Friday, January 21, 2011

Measuring Read/Write durations with DTrace

I had the situation, where I wanted to see if read/write operations take too much time.

It was something that I thought could be done easily with DTrace. Unfortunately, my DTrace skills are a bit rusty, so I contacted my personal DTrace guru Javier, who gave me a script.

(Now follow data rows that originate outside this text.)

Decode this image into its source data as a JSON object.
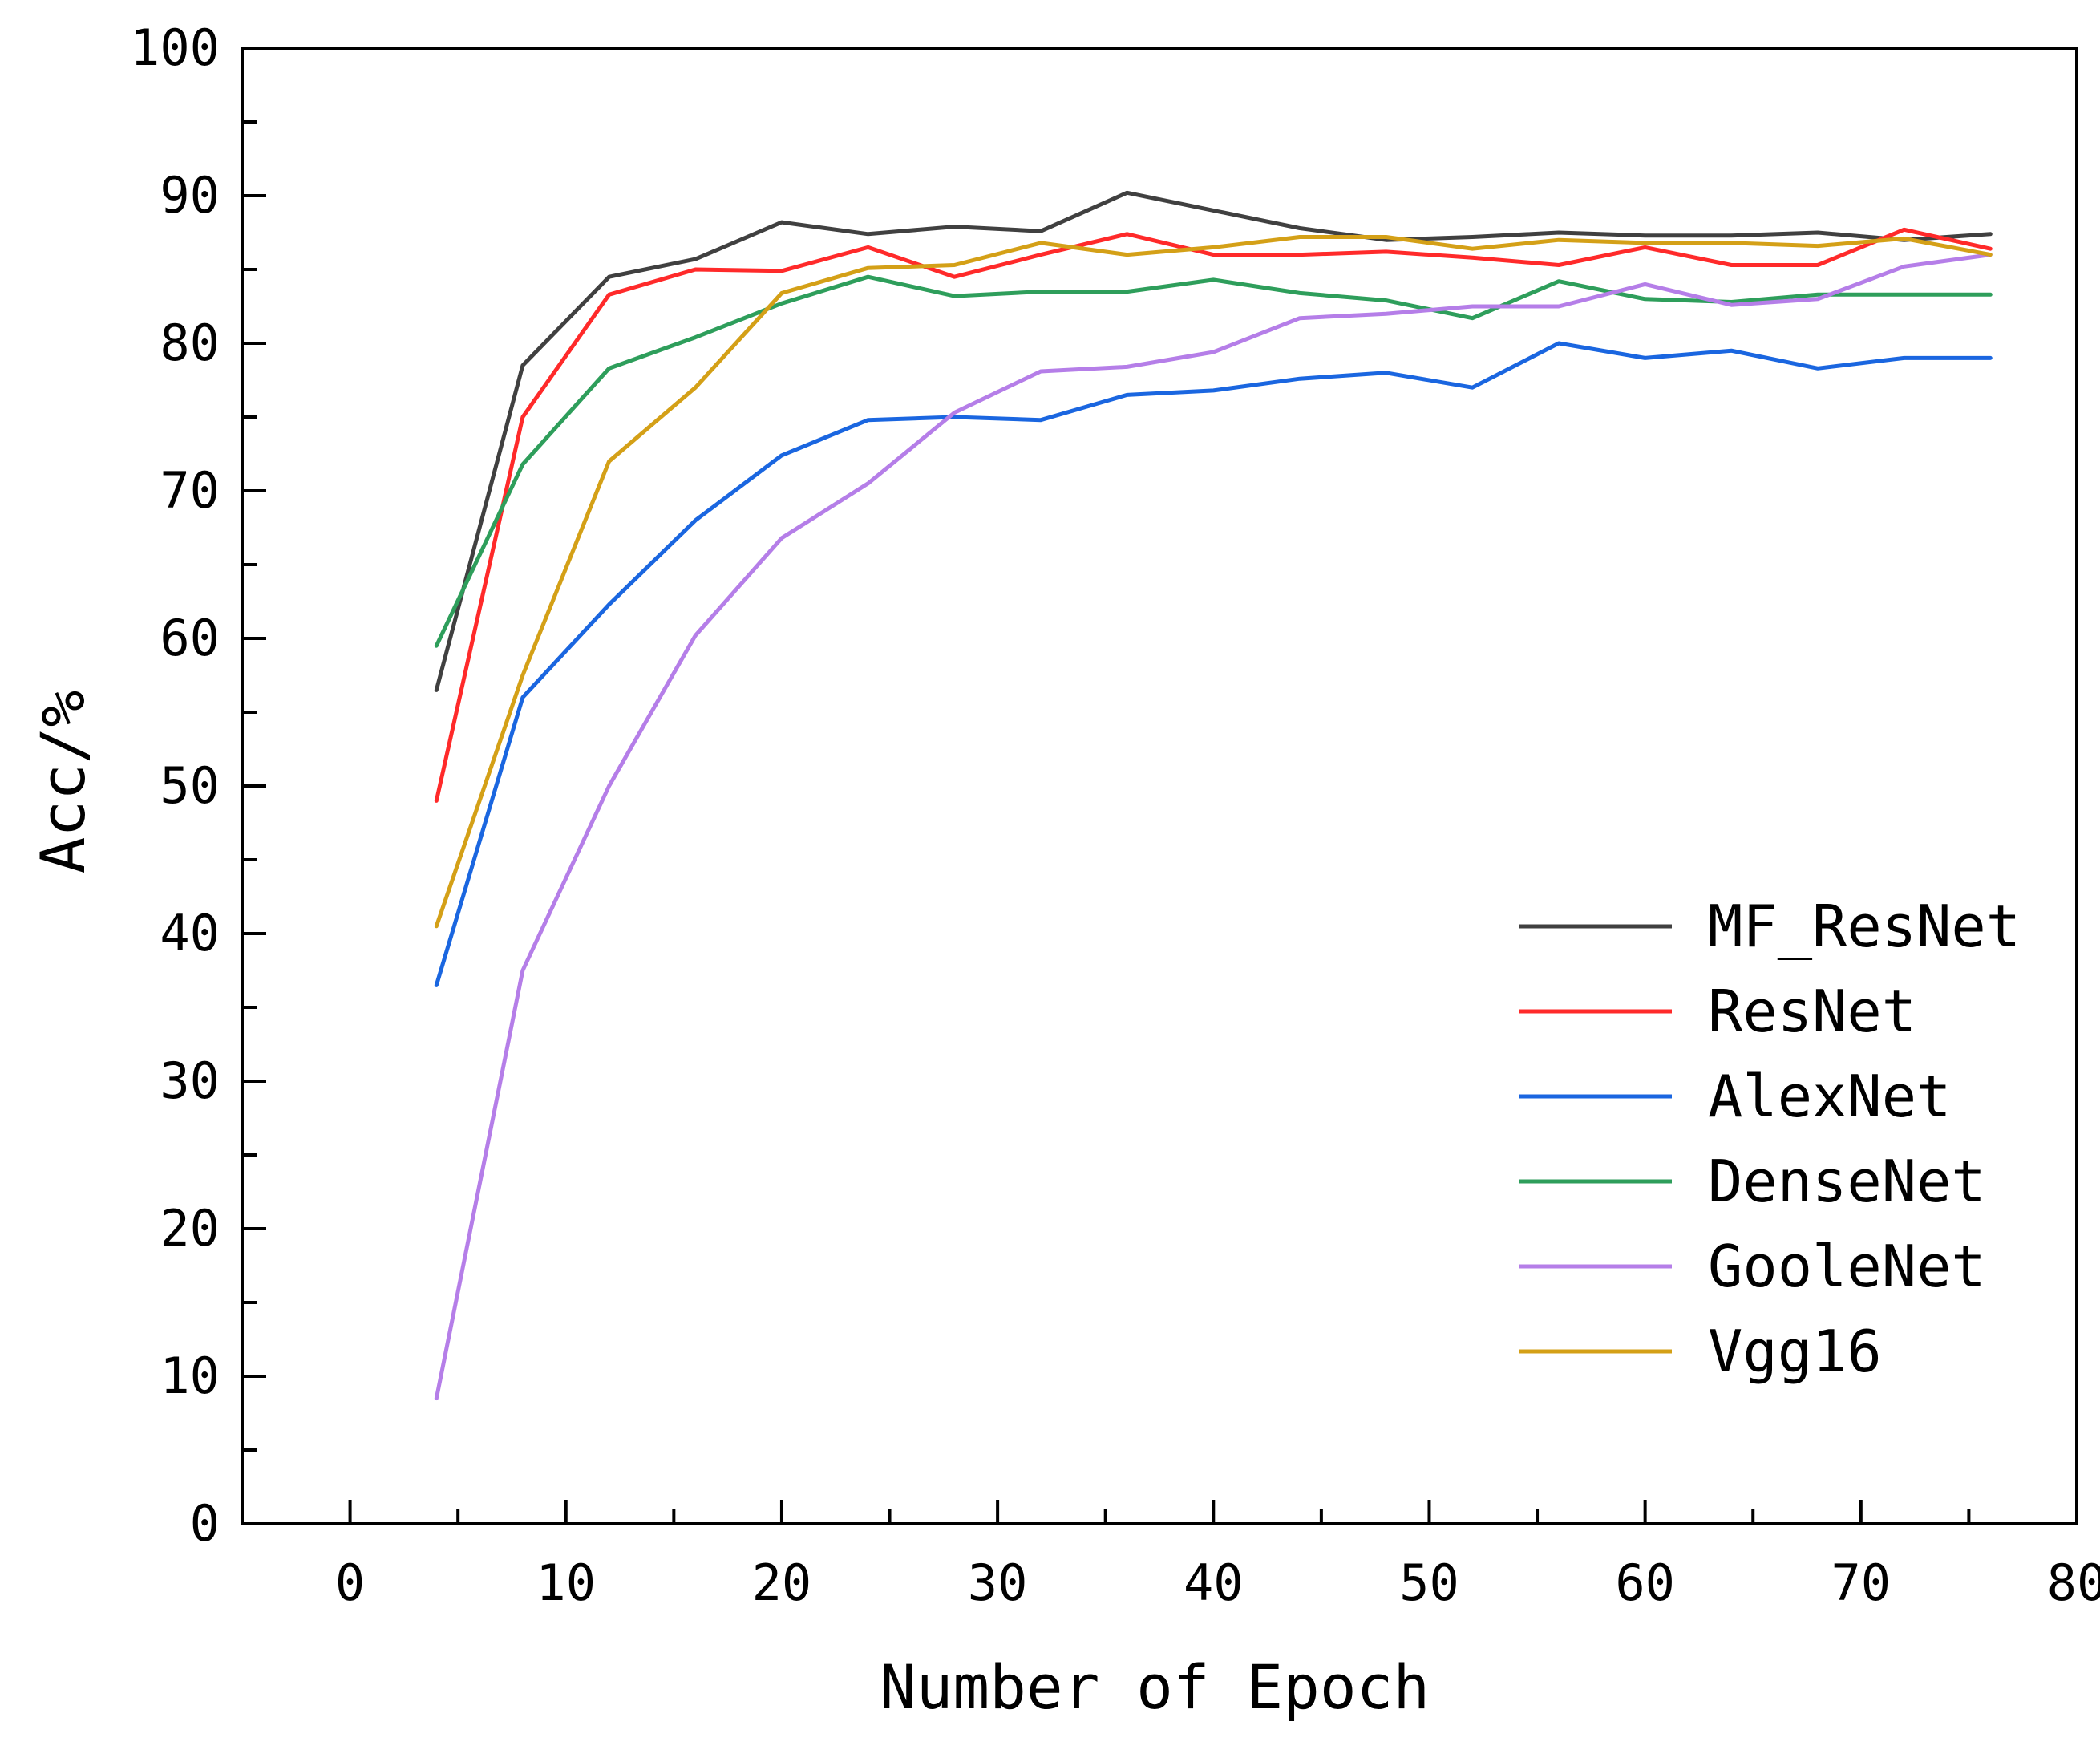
{
  "chart_data": {
    "type": "line",
    "title": "",
    "xlabel": "Number of Epoch",
    "ylabel": "Acc/%",
    "xlim": [
      -5,
      80
    ],
    "ylim": [
      0,
      100
    ],
    "x_ticks": [
      0,
      10,
      20,
      30,
      40,
      50,
      60,
      70,
      80
    ],
    "y_ticks": [
      0,
      10,
      20,
      30,
      40,
      50,
      60,
      70,
      80,
      90,
      100
    ],
    "grid": false,
    "legend_position": "bottom-right",
    "x": [
      4,
      8,
      12,
      16,
      20,
      24,
      28,
      32,
      36,
      40,
      44,
      48,
      52,
      56,
      60,
      64,
      68,
      72,
      76
    ],
    "series": [
      {
        "name": "MF_ResNet",
        "color": "#404040",
        "values": [
          56.5,
          78.5,
          84.5,
          85.7,
          88.2,
          87.4,
          87.9,
          87.6,
          90.2,
          89.0,
          87.8,
          87.0,
          87.2,
          87.5,
          87.3,
          87.3,
          87.5,
          87.0,
          87.4
        ]
      },
      {
        "name": "ResNet",
        "color": "#ff2a2a",
        "values": [
          49.0,
          75.0,
          83.3,
          85.0,
          84.9,
          86.5,
          84.5,
          86.0,
          87.4,
          86.0,
          86.0,
          86.2,
          85.8,
          85.3,
          86.5,
          85.3,
          85.3,
          87.7,
          86.4
        ]
      },
      {
        "name": "AlexNet",
        "color": "#1a66e0",
        "values": [
          36.5,
          56.0,
          62.3,
          68.0,
          72.4,
          74.8,
          75.0,
          74.8,
          76.5,
          76.8,
          77.6,
          78.0,
          77.0,
          80.0,
          79.0,
          79.5,
          78.3,
          79.0,
          79.0
        ]
      },
      {
        "name": "DenseNet",
        "color": "#2e9e5b",
        "values": [
          59.5,
          71.8,
          78.3,
          80.4,
          82.7,
          84.5,
          83.2,
          83.5,
          83.5,
          84.3,
          83.4,
          82.9,
          81.7,
          84.2,
          83.0,
          82.8,
          83.3,
          83.3,
          83.3
        ]
      },
      {
        "name": "GooleNet",
        "color": "#b57ee8",
        "values": [
          8.5,
          37.5,
          50.0,
          60.2,
          66.8,
          70.5,
          75.3,
          78.1,
          78.4,
          79.4,
          81.7,
          82.0,
          82.5,
          82.5,
          84.0,
          82.6,
          83.0,
          85.2,
          86.0
        ]
      },
      {
        "name": "Vgg16",
        "color": "#d4a017",
        "values": [
          40.5,
          57.5,
          72.0,
          77.0,
          83.4,
          85.1,
          85.3,
          86.8,
          86.0,
          86.5,
          87.2,
          87.2,
          86.4,
          87.0,
          86.8,
          86.8,
          86.6,
          87.1,
          86.0
        ]
      }
    ]
  }
}
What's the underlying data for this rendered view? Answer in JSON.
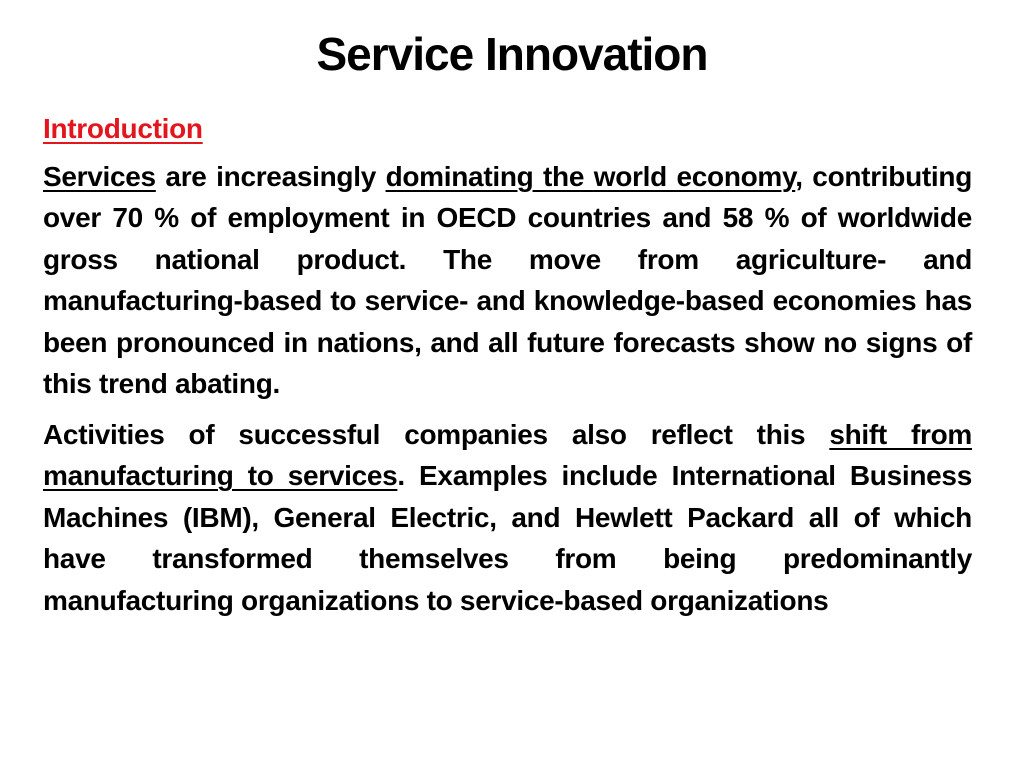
{
  "slide": {
    "title": "Service Innovation",
    "section_heading": "Introduction",
    "paragraph_1": {
      "lead": "Services",
      "part_a": " are increasingly ",
      "highlight": "dominating the world economy",
      "part_b": ", contributing over 70 % of employment in OECD countries and 58 % of worldwide gross national product. The move from agriculture- and manufacturing-based to service- and knowledge-based economies has been pronounced in nations, and all future forecasts show no signs of this trend abating."
    },
    "paragraph_2": {
      "part_a": "Activities of successful companies also reflect this ",
      "highlight": "shift from manufacturing to services",
      "part_b": ". Examples include International Business Machines (IBM), General Electric, and Hewlett Packard all of which have transformed themselves from being predominantly manufacturing organizations to service-based organizations"
    },
    "colors": {
      "heading_red": "#e3161d",
      "text": "#000000",
      "background": "#ffffff"
    }
  }
}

Here is the script for read operations:


slow_read.d:

#!/usr/sbin/dtrace -s

#pragma D option quiet
#pragma D option switchrate=10hz

syscall::*read:entry
{
        this->filistp = curthread->t_procp->p_user.u_finfo.fi_list;
        this->ufentryp = (uf_entry_t *)((uint64_t)this->filistp + (uint64_t)arg0 * (uint64_t)sizeof (uf_entry_t));
        this->filep = this->ufentryp->uf_file;
        self->offset = this->filep->f_offset;
        this->vnodep = this->filep != 0 ? this->filep->f_vnode : 0;
        self->vpath = this->vnodep ? (this->vnodep->v_path != 0 ? cleanpath(this->vnodep->v_path) : "") : "";
        self->sc_trace = this->vnodep ? this->vnodep->v_type == VREG || this->vnodep->v_type == VDIR ? 1 : 0 : 0;
        self->start=timestamp;
}

syscall::*read:return
/self->sc_trace && (timestamp - self->start) > 30000000 /
{
        printf ("Read from %s took %d ms\n", self->vpath, ((timestamp-self->start)/1000000));
        self->vpath = 0;
        self->offset = 0;
        self->sc_trace = 0;
        self->start = 0;
}


The script will return all read operations that take longer than 30ms (adjustable by changing the value of 30000000) , with the respective file name. Of course, if you have large files, this dtrace script doesn't necesserily make sense, but it's perfect for my small files environment...

Running the script will produce this output:

./slow_read.d
Read from /blabla/xyz.log took 205 ms
Read from /blabla/xyz.log  took 42 ms
Read from /blabla/xyz.log took 65 ms

...


Turning this into scripts for writes was easy... just replace the syscall into "write".

slow_write.d:
#!/usr/sbin/dtrace -s

#pragma D option quiet
#pragma D option switchrate=10hz

syscall::*write:entry
{
        this->filistp = curthread->t_procp->p_user.u_finfo.fi_list;
        this->ufentryp = (uf_entry_t *)((uint64_t)this->filistp + (uint64_t)arg0 * (uint64_t)sizeof (uf_entry_t));
        this->filep = this->ufentryp->uf_file;
        self->offset = this->filep->f_offset;
        this->vnodep = this->filep != 0 ? this->filep->f_vnode : 0;
        self->vpath = this->vnodep ? (this->vnodep->v_path != 0 ? cleanpath(this->vnodep->v_path) : "") : "";
        self->sc_trace = this->vnodep ? this->vnodep->v_type == VREG || this->vnodep->v_type == VDIR ? 1 : 0 : 0;
        self->start=timestamp;
}

syscall::*write:return
/self->sc_trace && (timestamp - self->start) > 30000000 /
{
        printf ("Write to %s took %d ms\n", self->vpath, ((timestamp-self->start)/1000000));
        self->vpath = 0;
        self->offset = 0;
        self->sc_trace = 0;
        self->start = 0;
}



With little effort, I have now another view of how my storage is behaving.